3-Day Diary: Making light of the cause
No joke - breast humor abounds
Editor’s Note: The Journal-World’s Andrew Hartsock is participating in the Breast Cancer 3-Day, a walk to raise money for research, on Sept. 15-17. He is keeping a diary of the event and preparations for LJWorld.com.
Two days into the Breast Cancer 3-Day, and I’m finally coming to grips with one aspect of the event for which I was not prepared.
I counted on the heat and wasn’t surprised by the wind. The tedium, camaraderie, support : check all the boxes.
But the rampant breast humor? That threw me for a loop.
OK, I know why we’re doing the 3-Day: to raise money for breast-cancer research. At its heart, then, this walk is all about, well, breasts.
But, man, there are more lighthearted references to “the girls” than in a high school football locker room.
Since I work for a family paper, and this is, I assume, a family blog or diary or whatever you call it, I’ll keep it clean.
But you can’t swing a wet bra without hitting a breast reference.
There is a team named “Walkers for (rhymes with walkers),” and one in bright-pink ballerina skirts called “Tutus for (looks a lot like tutus).”
One of our pit stops was renamed a “breast stop,” where a large man – the “(more or less rhymes with dude) Dude” – in drag, wearing a hot-pink, fur-lined bra on the outside, chanted such platitudes as,
“It’s not,
a race,
we’re walking
for second base,”
and
“Sore knees,
sore shoulders,
we’re walking
for your (rhymes with shoulders).”
The breast stop, incidentally, was festooned with bras of all sizes, and the porta-johns, for some reason, were decorated with pictures of actors, athletes and Flipper – the dolphin – sporting paste-on push-ups.
Signs proclaim, “We ‘support’ you,” and, “We raise our ‘cups’ to you.” How brasserie, er, bizarre.
And though I thought I had heard just about every synonym for “breast” by junior high, I found out I was mistaken. Big-time.
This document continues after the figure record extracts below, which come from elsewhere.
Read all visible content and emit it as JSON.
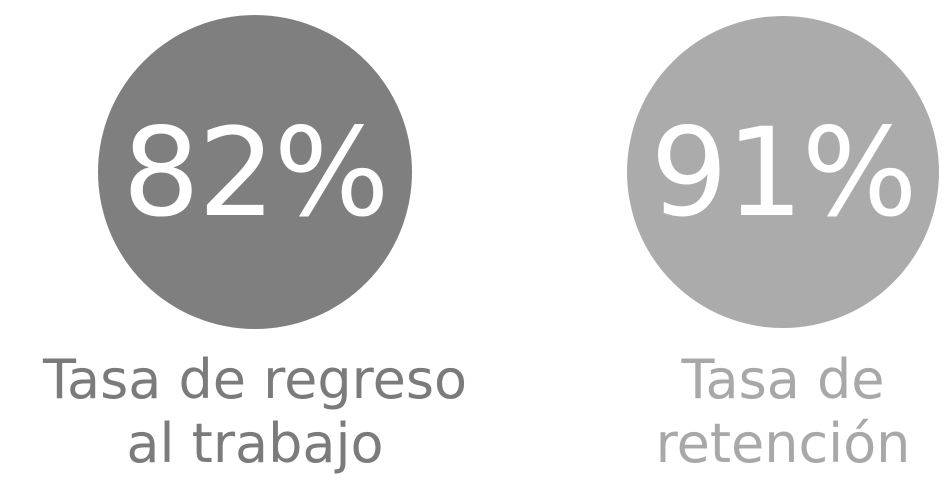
{
  "stats": [
    {
      "value": "82%",
      "caption": [
        "Tasa de regreso",
        "al trabajo"
      ]
    },
    {
      "value": "91%",
      "caption": [
        "Tasa de",
        "retención"
      ]
    }
  ]
}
There are about 1,500 walkers in the 3-Day, and by my count there are about seven other men.
So maybe I shouldn’t be surprise that such breast banter is so, well, out in the open.
Then again, the fight against breast cancer isn’t just about finding a cure. It’s also about education, and it’s a lot easier to educate when you can talk openly about breasts without tittering. Sorry. Snickering.